The constructivist curriculum
- Customized to the learner’s prior knowledge.
- Built on hands-on problem solving.
What it asks of the educator
- Connect facts and foster new understanding.
- Tailor strategies to learner responses.
- Use open-ended questions and promote dialogue among learners.
Constructivism shares cognitivism’s interest in the mind but takes one more step. It says the learner does not just process knowledge handed to them; they build it. Understanding is constructed by the learner, out of their own reflection on their own experience. Two learners given the same lesson will construct slightly different understandings, because each builds from their own starting point.
The premise
Constructivism is founded on a clear premise: by reflecting on their experiences, people construct their own understanding of the world they live in. Each learner generates their own rules and mental models, and uses those models to make sense of new experience.
This gives a particular definition of learning. Learning is a search for meaning, and, more precisely, the process of adjusting one’s mental models to accommodate new experiences. When something new does not fit the model a learner already holds, the learner reworks the model. That reworking is the learning.

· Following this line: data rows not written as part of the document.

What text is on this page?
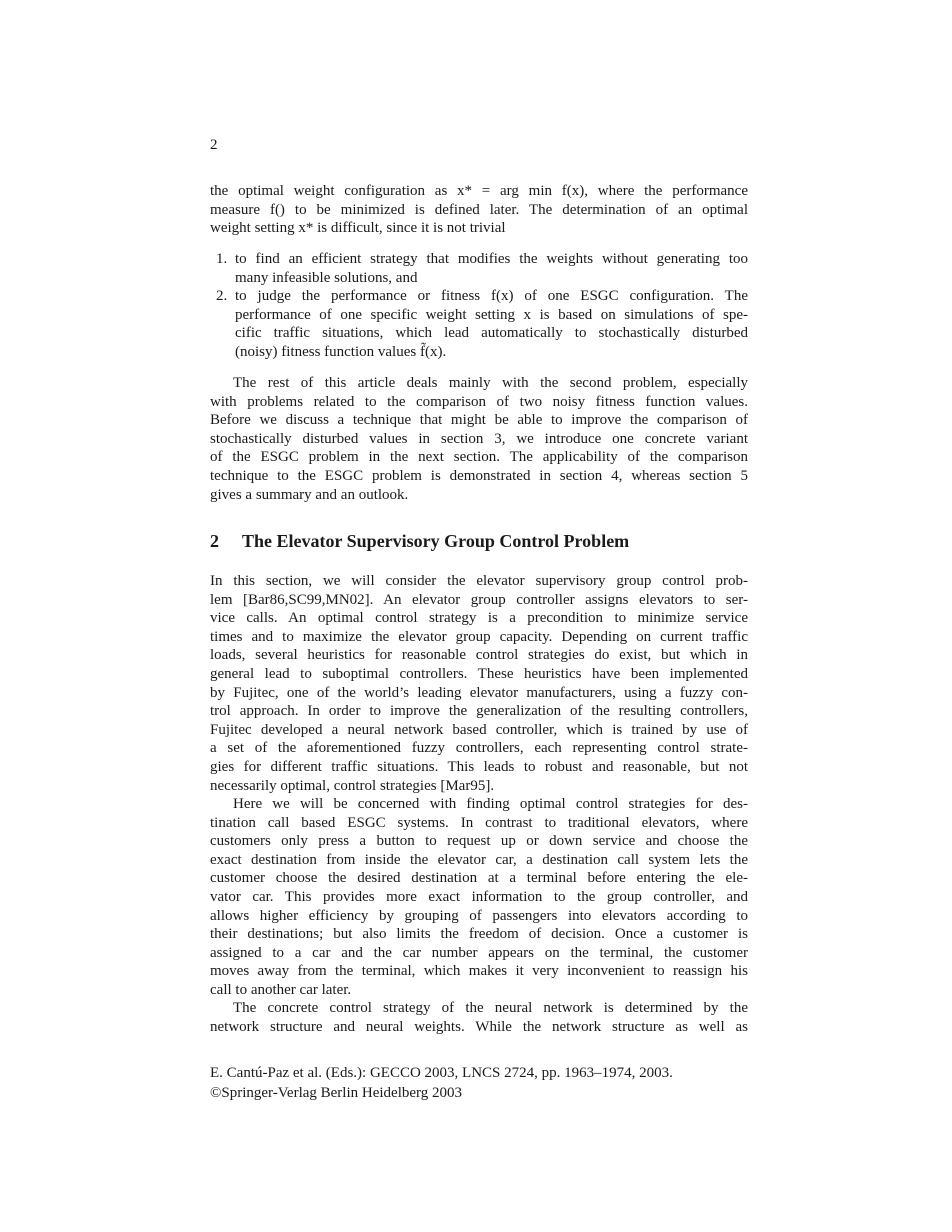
2
the optimal weight configuration as x* = arg min f(x), where the performance
measure f() to be minimized is defined later. The determination of an optimal
weight setting x* is difficult, since it is not trivial
1. to find an efficient strategy that modifies the weights without generating too
many infeasible solutions, and
2. to judge the performance or fitness f(x) of one ESGC configuration. The
performance of one specific weight setting x is based on simulations of spe-
cific traffic situations, which lead automatically to stochastically disturbed
(noisy) fitness function values f̃(x).
The rest of this article deals mainly with the second problem, especially
with problems related to the comparison of two noisy fitness function values.
Before we discuss a technique that might be able to improve the comparison of
stochastically disturbed values in section 3, we introduce one concrete variant
of the ESGC problem in the next section. The applicability of the comparison
technique to the ESGC problem is demonstrated in section 4, whereas section 5
gives a summary and an outlook.
2 The Elevator Supervisory Group Control Problem
In this section, we will consider the elevator supervisory group control prob-
lem [Bar86,SC99,MN02]. An elevator group controller assigns elevators to ser-
vice calls. An optimal control strategy is a precondition to minimize service
times and to maximize the elevator group capacity. Depending on current traffic
loads, several heuristics for reasonable control strategies do exist, but which in
general lead to suboptimal controllers. These heuristics have been implemented
by Fujitec, one of the world’s leading elevator manufacturers, using a fuzzy con-
trol approach. In order to improve the generalization of the resulting controllers,
Fujitec developed a neural network based controller, which is trained by use of
a set of the aforementioned fuzzy controllers, each representing control strate-
gies for different traffic situations. This leads to robust and reasonable, but not
necessarily optimal, control strategies [Mar95].
Here we will be concerned with finding optimal control strategies for des-
tination call based ESGC systems. In contrast to traditional elevators, where
customers only press a button to request up or down service and choose the
exact destination from inside the elevator car, a destination call system lets the
customer choose the desired destination at a terminal before entering the ele-
vator car. This provides more exact information to the group controller, and
allows higher efficiency by grouping of passengers into elevators according to
their destinations; but also limits the freedom of decision. Once a customer is
assigned to a car and the car number appears on the terminal, the customer
moves away from the terminal, which makes it very inconvenient to reassign his
call to another car later.
The concrete control strategy of the neural network is determined by the
network structure and neural weights. While the network structure as well as
E. Cantú-Paz et al. (Eds.): GECCO 2003, LNCS 2724, pp. 1963–1974, 2003.
©Springer-Verlag Berlin Heidelberg 2003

Learners build their own understanding by reflecting on experience
Each generates their own rules and mental models to make sense of the world. Learning is a search for meaning and the adjusting of those models to fit new experience.
The constructivist curriculum and teacher
Because understanding is built on what a learner already has, a constructivist curriculum is customized to the learner’s prior knowledge. It also leans heavily on hands-on problem solving, because learners construct understanding best by actively working through real problems rather than receiving finished answers.
This puts specific demands on the educator. A constructivist teacher is expected to:
- Make connections between facts and foster new understanding, rather than deliver facts in isolation.
- Tailor teaching strategies to how learners respond, adjusting in real time.
- Encourage learners to analyse, interpret information, and make predictions.
- Rely heavily on open-ended questions, which invite thinking rather than a single right answer.
- Promote extensive dialogue among learners, so understanding is built together.
The thread is activity and exchange. The teacher does not pour in conclusions; they set up the problems, ask the open questions, and keep the dialogue going while learners build understanding for themselves.
Use open-ended questions and promote dialogue among learners
They also connect facts to foster new understanding, tailor strategies to learner responses, and encourage learners to analyze, interpret, and predict, rather than deliver finished answers.